January 8, 2015 The Babadook (Movie Review)
The Babadook is the much talked about Psychological Thriller that was written and directed by Jennifer Kent. As Kent’s first full-length directorial debut, The Babadook comes to audiences from South Australia and was shot on a two million dollar budget. Initially released on January 17th, 2014 at Sundance, it opened in the USA the weekend of November 28th through IFC Midnight. Director of 1973 Horror classic The Exorcist, William Friedkin, stated that The Babadook was the most terrifying film he had ever seen, so the hype surrounding this film has been second to none. So the question stands, does this film live up to its hype?
The film centers on a middle-aged mother named Amelia (Essie Davis: The Matrix Reloaded 2003, Legend of the Guardians: The Owls of Ga’Hoole 2010) and her seven year old son Samuel (Noah Wiseman: The Gift 2013). It is almost immediately apparent that Amelia has a very boring and stress-filled life, as it is written on her face through her somber expression and her lost look through tired, wrinkled eyes. Samuel is a unique child and he has, as most children do, an overactive imagination. He is convinced that there is a monster in the house and becomes obsessed with it, so much so that he starts to build weapons and traps to protect himself against it.
Amelia reads a bedtime story to Samuel every night, and when she says that it is his turn to pick a book off of the self he brings back one which Amelia has never seen before and has no idea where it came from. The book is called Mister Babadook and this is the only writing on the outside, front, or back. When she opens it she sees that it is a pop up book and that the drawings and imagery inside are very dark and sinister. The book explains how once The Babadook enters one’s home there is no getting rid of him. Simply frightened by the story, Samuel’s mother decides to put the book away before even concluding it. Even though the book was not finished by Amelia, it is still remembered by Samuel, who is now convinced The Babadook is in his house. Amelia herself starts to have an obsession with the book as well and starts to see bizarre things happen in the night. Enticed to go back to reading the story, she finds it too much to stand and tries to dispose of it. Samuel, at this point, is unable to manage his fear of the monster and starts to act out, which gets him in serious trouble, while what little sanity that Amelia was clinging to starts to slip. Is this woman simply unstable, or is there more than meets the eye? Later in the film, Amelia finds The Babadook book on her front door step put back together with the last few pages, which were once blank, now completed. Is the Babadook real or is it in the imagination of a mother that is on the edge of sanity?

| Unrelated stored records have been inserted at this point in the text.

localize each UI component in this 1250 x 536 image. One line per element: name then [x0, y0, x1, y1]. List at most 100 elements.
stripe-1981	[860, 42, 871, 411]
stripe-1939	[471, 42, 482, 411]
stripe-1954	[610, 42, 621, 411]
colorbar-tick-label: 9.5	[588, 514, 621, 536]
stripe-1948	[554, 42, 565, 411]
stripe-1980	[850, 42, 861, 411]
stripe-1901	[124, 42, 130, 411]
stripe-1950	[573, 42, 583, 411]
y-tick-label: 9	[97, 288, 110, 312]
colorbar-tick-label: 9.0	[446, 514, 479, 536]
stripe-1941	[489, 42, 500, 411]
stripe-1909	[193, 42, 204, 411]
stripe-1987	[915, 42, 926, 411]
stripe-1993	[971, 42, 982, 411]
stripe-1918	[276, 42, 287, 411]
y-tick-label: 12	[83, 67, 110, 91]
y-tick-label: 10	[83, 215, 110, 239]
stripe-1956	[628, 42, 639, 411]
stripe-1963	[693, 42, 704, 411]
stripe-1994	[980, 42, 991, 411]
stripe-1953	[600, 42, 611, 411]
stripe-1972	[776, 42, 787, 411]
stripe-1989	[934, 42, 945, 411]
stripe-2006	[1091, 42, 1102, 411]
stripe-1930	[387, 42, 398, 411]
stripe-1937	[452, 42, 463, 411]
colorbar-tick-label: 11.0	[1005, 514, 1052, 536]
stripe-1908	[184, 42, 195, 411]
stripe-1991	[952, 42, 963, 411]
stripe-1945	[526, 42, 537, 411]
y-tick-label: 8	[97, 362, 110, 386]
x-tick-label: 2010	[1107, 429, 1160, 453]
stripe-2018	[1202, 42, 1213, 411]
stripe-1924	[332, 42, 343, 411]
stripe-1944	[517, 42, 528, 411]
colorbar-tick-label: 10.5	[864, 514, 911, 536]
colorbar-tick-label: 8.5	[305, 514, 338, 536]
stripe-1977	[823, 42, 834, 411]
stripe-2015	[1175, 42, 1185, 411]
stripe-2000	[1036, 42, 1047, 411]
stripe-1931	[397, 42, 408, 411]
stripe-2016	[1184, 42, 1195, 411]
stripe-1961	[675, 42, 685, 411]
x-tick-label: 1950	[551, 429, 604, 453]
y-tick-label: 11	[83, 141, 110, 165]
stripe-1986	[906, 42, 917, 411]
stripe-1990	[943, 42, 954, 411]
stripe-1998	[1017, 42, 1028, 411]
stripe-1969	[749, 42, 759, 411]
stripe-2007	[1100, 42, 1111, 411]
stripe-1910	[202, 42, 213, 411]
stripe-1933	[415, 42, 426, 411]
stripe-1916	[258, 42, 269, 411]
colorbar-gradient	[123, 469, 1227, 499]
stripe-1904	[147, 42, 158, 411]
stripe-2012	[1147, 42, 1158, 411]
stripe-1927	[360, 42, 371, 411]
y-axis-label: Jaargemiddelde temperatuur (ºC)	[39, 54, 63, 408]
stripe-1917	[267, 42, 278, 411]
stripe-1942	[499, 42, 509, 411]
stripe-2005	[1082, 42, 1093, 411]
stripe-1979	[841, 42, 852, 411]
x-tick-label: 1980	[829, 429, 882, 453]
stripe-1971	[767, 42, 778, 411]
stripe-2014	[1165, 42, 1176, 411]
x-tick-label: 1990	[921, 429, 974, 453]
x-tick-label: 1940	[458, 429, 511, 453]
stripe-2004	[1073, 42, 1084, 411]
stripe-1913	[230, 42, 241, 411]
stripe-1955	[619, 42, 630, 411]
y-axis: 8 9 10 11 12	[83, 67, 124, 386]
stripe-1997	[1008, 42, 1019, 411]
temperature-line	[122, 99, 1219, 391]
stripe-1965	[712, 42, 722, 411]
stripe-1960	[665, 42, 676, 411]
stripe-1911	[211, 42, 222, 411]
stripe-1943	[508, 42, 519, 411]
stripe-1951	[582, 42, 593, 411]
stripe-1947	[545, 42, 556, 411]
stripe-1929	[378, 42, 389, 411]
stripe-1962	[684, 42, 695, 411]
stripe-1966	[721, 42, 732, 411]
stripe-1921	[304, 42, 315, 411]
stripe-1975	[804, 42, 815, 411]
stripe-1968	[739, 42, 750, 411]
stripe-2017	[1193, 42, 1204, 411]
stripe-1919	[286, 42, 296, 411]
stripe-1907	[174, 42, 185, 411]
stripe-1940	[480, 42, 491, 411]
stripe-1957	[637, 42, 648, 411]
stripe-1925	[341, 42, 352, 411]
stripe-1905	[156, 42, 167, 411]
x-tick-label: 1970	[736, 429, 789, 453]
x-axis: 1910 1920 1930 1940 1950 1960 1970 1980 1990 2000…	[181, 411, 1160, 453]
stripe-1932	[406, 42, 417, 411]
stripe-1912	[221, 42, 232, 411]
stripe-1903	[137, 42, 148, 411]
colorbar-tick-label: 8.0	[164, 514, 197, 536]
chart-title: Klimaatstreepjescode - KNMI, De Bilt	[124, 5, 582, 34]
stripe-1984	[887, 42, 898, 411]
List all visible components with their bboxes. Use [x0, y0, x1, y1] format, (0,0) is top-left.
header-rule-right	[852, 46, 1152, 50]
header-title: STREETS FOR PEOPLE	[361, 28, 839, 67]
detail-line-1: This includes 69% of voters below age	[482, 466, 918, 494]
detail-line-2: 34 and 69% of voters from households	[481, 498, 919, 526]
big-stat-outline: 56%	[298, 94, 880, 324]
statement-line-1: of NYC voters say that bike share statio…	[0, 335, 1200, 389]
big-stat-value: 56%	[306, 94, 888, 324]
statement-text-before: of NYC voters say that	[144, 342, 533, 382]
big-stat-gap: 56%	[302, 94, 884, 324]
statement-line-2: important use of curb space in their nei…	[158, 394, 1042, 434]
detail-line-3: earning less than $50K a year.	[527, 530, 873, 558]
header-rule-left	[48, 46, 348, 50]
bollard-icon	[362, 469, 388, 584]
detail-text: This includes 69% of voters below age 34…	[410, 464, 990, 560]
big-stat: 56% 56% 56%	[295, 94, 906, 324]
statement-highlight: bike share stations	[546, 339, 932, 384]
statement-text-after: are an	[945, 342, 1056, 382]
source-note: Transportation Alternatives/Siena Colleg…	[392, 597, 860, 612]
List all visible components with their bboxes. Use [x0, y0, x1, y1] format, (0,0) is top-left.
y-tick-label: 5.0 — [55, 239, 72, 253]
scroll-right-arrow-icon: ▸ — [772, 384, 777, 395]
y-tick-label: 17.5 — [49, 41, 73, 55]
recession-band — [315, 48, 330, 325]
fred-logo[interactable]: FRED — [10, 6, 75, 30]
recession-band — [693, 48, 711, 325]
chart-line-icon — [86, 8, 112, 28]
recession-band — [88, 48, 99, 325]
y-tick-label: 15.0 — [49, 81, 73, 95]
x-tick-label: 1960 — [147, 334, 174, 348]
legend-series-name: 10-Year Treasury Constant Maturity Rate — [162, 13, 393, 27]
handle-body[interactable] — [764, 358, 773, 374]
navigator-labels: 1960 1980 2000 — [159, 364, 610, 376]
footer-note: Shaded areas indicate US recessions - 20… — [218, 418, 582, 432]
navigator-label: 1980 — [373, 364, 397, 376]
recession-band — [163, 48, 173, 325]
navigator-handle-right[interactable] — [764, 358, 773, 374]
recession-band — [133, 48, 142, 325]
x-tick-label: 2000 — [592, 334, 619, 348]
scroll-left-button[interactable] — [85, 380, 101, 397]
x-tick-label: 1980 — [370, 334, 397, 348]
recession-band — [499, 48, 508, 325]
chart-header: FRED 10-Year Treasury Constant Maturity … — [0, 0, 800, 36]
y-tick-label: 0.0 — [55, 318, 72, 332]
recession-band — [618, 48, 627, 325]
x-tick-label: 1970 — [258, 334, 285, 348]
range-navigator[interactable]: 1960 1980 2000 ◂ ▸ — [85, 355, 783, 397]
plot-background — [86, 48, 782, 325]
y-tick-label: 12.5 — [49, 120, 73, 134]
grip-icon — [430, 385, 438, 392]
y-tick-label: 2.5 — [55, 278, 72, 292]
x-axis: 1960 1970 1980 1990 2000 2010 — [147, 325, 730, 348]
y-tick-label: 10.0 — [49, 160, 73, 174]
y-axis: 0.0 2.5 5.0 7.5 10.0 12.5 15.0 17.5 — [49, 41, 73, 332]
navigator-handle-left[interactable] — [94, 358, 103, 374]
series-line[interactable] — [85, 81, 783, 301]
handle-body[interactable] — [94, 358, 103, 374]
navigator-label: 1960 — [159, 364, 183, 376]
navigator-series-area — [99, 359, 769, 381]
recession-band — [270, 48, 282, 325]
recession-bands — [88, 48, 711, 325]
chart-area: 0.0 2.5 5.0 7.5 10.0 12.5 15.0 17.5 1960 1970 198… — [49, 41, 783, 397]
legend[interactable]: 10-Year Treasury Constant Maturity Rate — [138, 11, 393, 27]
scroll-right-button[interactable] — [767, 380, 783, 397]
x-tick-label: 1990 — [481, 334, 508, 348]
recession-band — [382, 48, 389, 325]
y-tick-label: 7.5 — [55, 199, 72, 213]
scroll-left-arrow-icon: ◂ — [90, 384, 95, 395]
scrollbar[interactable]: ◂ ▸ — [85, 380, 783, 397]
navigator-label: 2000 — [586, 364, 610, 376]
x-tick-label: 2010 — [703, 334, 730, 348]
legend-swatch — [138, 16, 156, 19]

The main problem with The Babadook is not in the film itself, but the misconceptions and hype surrounding it. The film is marketed like a Creature Feature or a Monster Film, so audiences go into it expecting to see the monster a lot. This film is in fact not a typical Horror film of today, and that is what makes it so great. It does not fall victim to the jump-scare tactic that most Horror films do today. Sadly, most spectators who view a modern Horror film gauge the film’s effectiveness off of how many times they were startled by something popping out at them. Horror used to be about real fear; people losing their minds and doing horrendous things to their loved ones. That can be argued as the most terrifying Horror of all. The people one trusts most are the ones they are most vulnerable to.
The Babadook focuses primarily on the psychological aspect and is still able to frighten its audience, which is an enormous feat for cinema today. The mood and tension built is incredible particularly due to high quality cinematography and music. Davis’ portrayal of Amelia is nothing short of an Oscar winning performance as she fully embodies the broken mother who is doing anything to keep it together for her son. The film lives and dies off of the viewers belief in her. With that said, hype kills, especially in Horror genre. Viewers going into The Babadook expecting a dark Psychological Thriller like those of yesteryear will absolutely love this film. Regardless of one’s expectations, this is a must see for any Horror fan because, love it or hate it, The Badadook will become a classic. Time to turn off the cell phones and pay attention, this film requires undivided attention. CrypticRock gives The Badadook 5 out of 5 stars.